In my work with Todd, I found him to be unusually gifted in meeting me where I was, validating my experiences and then challenging me to grow. We worked together when my theology consisted largely of things I didn't believe. He helped me to deepen and mature my own nascent spirituality. And he did this without handing me things I "should" think or embrace, but inviting my own knowing into the room. I appreciated his humor, his compassion, his authenticity and his unflappable nature. In one memorable session Todd reflected back something I hadn't heard myself say, but having another person say it out loud led to some profound healing. Todd is one of the people who listened me into being.
I had nobody left in my life after years of addiction. After all my lies and bad behavior had been exposed, my wife was divorcing me and taking my daughter and my parents had finally run out of patience. I ended up in rehab with only the clothes I had on my back. In spite of my broken situation, I felt relieved. Like a full-body physical experience that I couldn't explain. It didn't make sense to me. I met Todd Strickland, my spiritual advisor that I met with when I got out of detox. I told him about my experience. Todd said, “You know, some people call that a spiritual experience.” I said, “Yes! That's what it was! I feel like I'm going to be ok and that there's something looking out for me. It's a physical feeling! It'll probably be difficult, but I just have to be honest and work hard. I never have to go back to that way of life.” Prior to that, I didn't know how to relate to this new experience. Todd smiled and told me that it's important to remember those moments and be grateful for them. He said, “Maybe that's God talking to you.” I still tell people that story. It was a hallmark moment in my life and I always remember the light bulb he turned on for me. I know what a spiritual experience life feels like, now. And I still hear Todd's voice when those moments happen.
Todd is a deep listener who creates space for me to be completely open. He gently asks questions that help me navigate through my own personal lived experiences, and for me to be honest with myself. I am able to find my voice with Todd, giving me the power that I need to live authentically for myself and with others.
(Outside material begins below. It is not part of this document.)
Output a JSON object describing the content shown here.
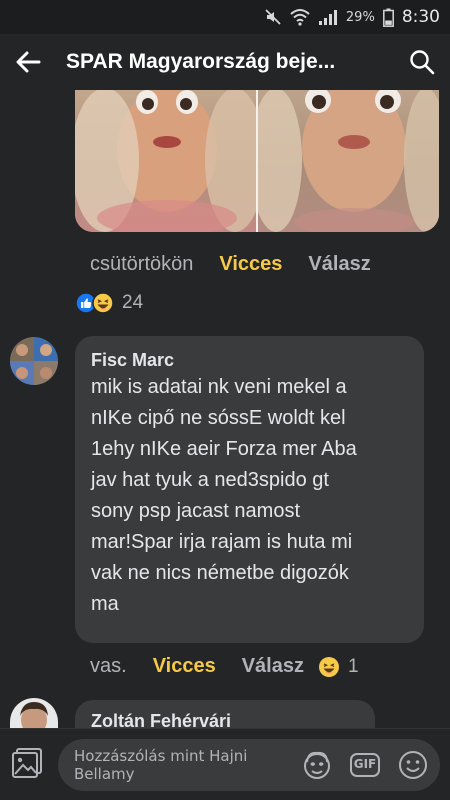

I feel safe talking with Todd about my questions of faith which leads me to answer my own questions in a way that feels right for me, in a way that opens my heart.
Recently I was fortunate to receive spiritual direction with Rev. Todd Strickland. Rev. Strickland is an incredible practitioner, being fully present to whatever arose for me in the moment. He was able to gently point out, at particular moments during my sharing, where I might need to return to my bodily awareness, breathe, pause, or ground myself. There was no judgement of my experience, but rather a calm sense of welcome. By working with me this way, he gave me room to share painful memories and powerful insights. I made a foundational shift that felt like a key to moving forward!
I really needed to take a deeper look into my spiritual life following events that left me in a place of loss and feeling stuck. Not knowing what the result would be, I sought Todd's help to work through my situation. The first obstacle one must overcome when engaging in spiritual work with a director is allowing yourself to be vulnerable and open. Todd was receptive without judgement. He pushed me to look deeper than I could have on my own to work toward the source of my issues. Our conversations were wide ranging, but then Todd would pick up on a nugget and help me look deeper. I feel I am again moving forward and doing so with newly gained awareness.
As a psychotherapist, I was unsure what a spiritual coach or a spiritual coaching session would involve, but knew I needed something that allowed me to explore my relationship with God at a deeper level than I was accomplishing on my own. Todd created an extremely warm and inviting space. He very patiently and lovingly guided me through an exploration of my thoughts, emotions and spiritual goals which provided clarity and comfort of how to deepen my faith during times of stress and uncertainty.